I’ve been wild since I was a small fry, when I used to sneak out of the school and swim with the older smolts. They showed me the ropes, and how to avoid the ones with hooks. Man we used to cruise around all damn day, just hollering at seahorses and getting loaded on krill. We didn’t even care!
That’s when I met my boy Coho. Coho was a legend, man. He was born in a hatchery but broke out in like two seconds—he wasn’t about to be raised in some pen with a bunch of aquaculture scrubs. “You can’t keep me down on the farm,” he’d always say, and we’d always laugh because it was so true, and also a double entendre.
We were always together, me and Coho. Staying out late, squid-inking graffiti, roeing Ms. Moray’s rock—breaking the rules was just in our fish DNA! Once we were chillin’, spaced out on Omega-3 or whatever, and Coho turned to me and said, “Dude. Let’s start a fucking band!” And that’s when Spawn was born.
There were four of us: me (lead vocals), Coho (guitar), Finn (drums), and Moby (echolocation). We’d get tanked and write music all night long. Then we started playing gigs for krill and tips over at Jenny’s Sandbar. During one of our sets this industry lamprey came into Jenny’s and boom!—just like that, we were signed.
Next thing we know we’re opening for Red Tide, touring all over. One day we’re in Lake Winnipesaukee and the next day we’re swimming in Bathurst Inlet or some shit. All of a sudden we’re hanging out in the best reefs, eating the best plankton. And the women! Girls we’d never seen before would just show us their gills in the open sea! So much tailfin. It was fucking crayfish.
This is where the story gets hard. After an awesome show I was feeling amped, and I got this major urge to leap over some waterfalls. I could tell Coho wasn’t into it, but he was still game because that’s the kind of ill fish he was. So we get to the waterfalls and we’re leaping around, no worries, just having fun like the old days. And then Coho says, “Yo, watch this!” He gets this big swimming start and leaps out of the stream, and then this bear caught him and ate him.
That was real tough, you know? I was mad and also confused because I thought bears only ate honey, but then someone told me that was just one cartoon bear, and that made me even madder. I blamed myself, got depressed, started swimming alone and doing lots of algae. The band suffered, too: our new songs were all loud and angry, and they were all about bears.

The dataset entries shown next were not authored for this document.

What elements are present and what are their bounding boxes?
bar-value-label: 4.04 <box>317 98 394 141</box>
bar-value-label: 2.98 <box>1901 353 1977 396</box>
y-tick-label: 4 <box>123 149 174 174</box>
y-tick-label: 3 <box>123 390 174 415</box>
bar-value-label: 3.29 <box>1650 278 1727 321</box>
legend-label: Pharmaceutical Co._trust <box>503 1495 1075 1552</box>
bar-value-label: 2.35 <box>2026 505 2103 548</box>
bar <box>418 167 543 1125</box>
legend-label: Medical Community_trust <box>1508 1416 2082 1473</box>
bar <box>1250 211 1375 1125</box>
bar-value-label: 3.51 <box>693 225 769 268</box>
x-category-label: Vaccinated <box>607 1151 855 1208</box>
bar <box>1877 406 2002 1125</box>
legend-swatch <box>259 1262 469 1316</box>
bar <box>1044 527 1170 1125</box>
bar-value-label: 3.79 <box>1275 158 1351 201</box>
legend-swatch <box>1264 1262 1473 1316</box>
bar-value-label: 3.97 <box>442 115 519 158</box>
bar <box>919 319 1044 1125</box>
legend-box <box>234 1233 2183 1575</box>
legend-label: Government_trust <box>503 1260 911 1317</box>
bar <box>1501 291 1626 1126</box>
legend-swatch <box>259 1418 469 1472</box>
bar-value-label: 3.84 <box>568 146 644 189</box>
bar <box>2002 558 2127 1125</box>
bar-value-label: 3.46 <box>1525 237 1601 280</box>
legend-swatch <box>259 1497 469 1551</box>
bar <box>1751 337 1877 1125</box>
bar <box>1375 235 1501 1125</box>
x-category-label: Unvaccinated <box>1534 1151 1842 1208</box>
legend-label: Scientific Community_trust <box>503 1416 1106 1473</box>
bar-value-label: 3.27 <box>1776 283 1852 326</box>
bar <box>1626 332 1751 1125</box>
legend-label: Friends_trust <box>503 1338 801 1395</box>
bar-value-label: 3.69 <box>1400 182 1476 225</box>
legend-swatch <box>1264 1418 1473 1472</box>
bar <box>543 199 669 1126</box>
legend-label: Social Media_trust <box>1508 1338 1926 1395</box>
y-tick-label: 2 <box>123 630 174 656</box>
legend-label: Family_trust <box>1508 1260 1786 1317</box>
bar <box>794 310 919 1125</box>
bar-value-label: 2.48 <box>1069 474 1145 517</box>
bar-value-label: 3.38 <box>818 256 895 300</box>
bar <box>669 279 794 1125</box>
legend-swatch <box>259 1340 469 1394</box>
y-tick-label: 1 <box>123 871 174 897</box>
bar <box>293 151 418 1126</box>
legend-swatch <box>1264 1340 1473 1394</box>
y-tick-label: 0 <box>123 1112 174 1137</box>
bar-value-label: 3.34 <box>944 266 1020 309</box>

It wasn’t long before Spawn broke up. We went back to our old lives and lost touch. Things have worked out okay for Moby, I guess—I heard he made a habitat outside L.A., and has a wife and kids. He did the music for that movie Blackfish, actually. Good for him. Finn, though—Finn wasn’t so lucky. He got caught up in a dragnet, and now he’s doing a life sentence at Pike Place.
But man, not a day goes by I don’t think about Coho. I’m not like religious or anything, but I do believe Coho’s down there somewhere, up to his old tricks. Sometimes when I’m by myself, I’ll actually say a little prayer to Poseidon, and ask him to watch over my buddy.

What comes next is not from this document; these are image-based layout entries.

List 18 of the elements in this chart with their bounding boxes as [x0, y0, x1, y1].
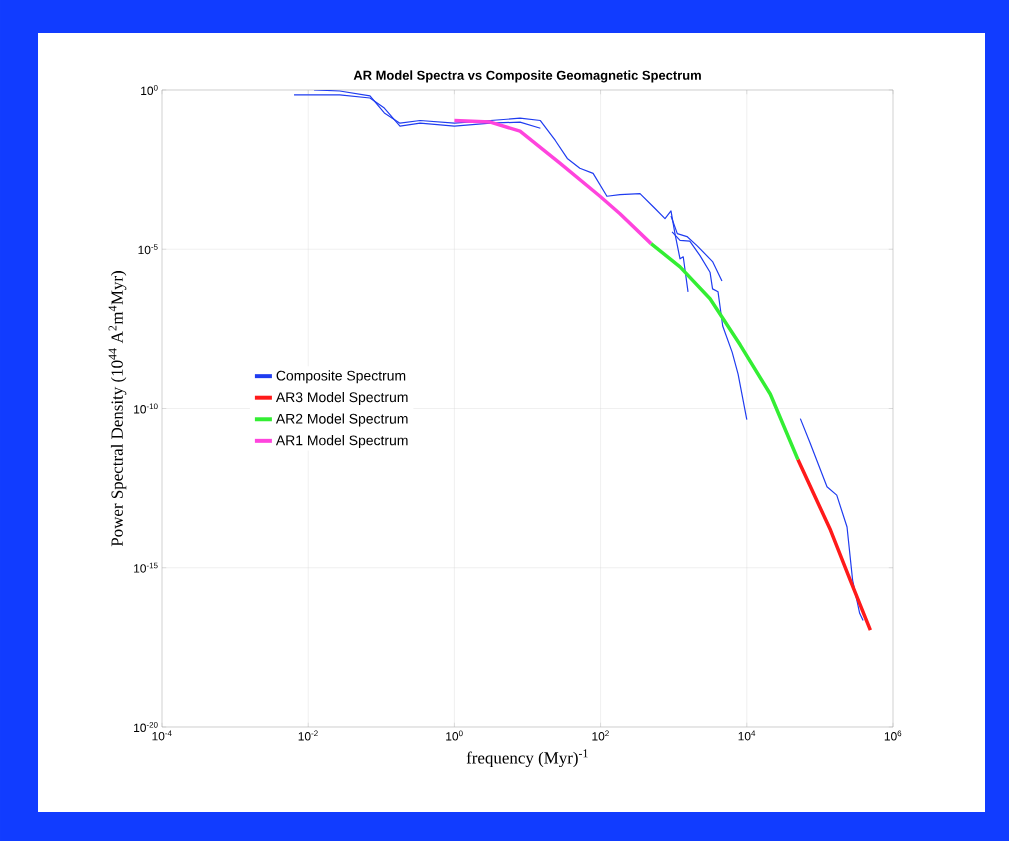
y-tick-label: 10$^{-10}$: [134, 403, 158, 414]
legend-label: AR3 Model Spectrum: [275, 391, 408, 405]
x-tick-label: 10$^{4}$: [738, 730, 756, 741]
x-tick-label: 10$^{6}$: [884, 730, 902, 741]
legend-label: AR2 Model Spectrum: [275, 413, 408, 427]
legend-label: AR1 Model Spectrum: [275, 435, 408, 449]
y-tick-label: 10$^{0}$: [141, 84, 158, 95]
x-tick-label: 10$^{0}$: [446, 730, 463, 741]
x-tick-label: 10$^{2}$: [592, 730, 609, 741]
y-tick-label: 10$^{-5}$: [138, 244, 158, 255]
x-axis-title: frequency (Myr)$^{-1}$: [466, 749, 588, 768]
y-tick-label: 10$^{-15}$: [134, 562, 158, 573]
legend-label: Composite Spectrum: [276, 370, 406, 384]
x-tick-label: 10$^{-2}$: [298, 730, 318, 741]
chart-title: AR Model Spectra vs Composite Geomagnetic Spectrum: [353, 70, 701, 83]
y-axis-title: Power Spectral Density (10$^{44}$ A$^{2}$m$^{4}$Myr): [108, 271, 127, 547]
x-tick-label: 10$^{-4}$: [152, 730, 172, 741]
y-tick-label: 10$^{-20}$: [134, 721, 158, 732]
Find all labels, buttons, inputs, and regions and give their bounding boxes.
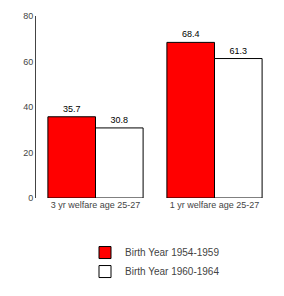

As for me, it took a while, but I got my life right. These days I run my own T-shirt printing business. We also sell scented candles. I’m still as wild as ever, though—still living my own way and not taking nitrogenous waste from anyone. And I still write music from time to time. Protest songs, mostly, about overfishing and net neutrality. Shit like that.
Sometimes I think back on my life and wonder why I turned out like I did. Sometimes I think it’s because I never knew my parents, but then I remember all salmon don’t know their parents, so it can’t be that.
Man, whatever! Enough of this whiny guppy crap. I’m Wild Salmon, and I don’t play by the rules!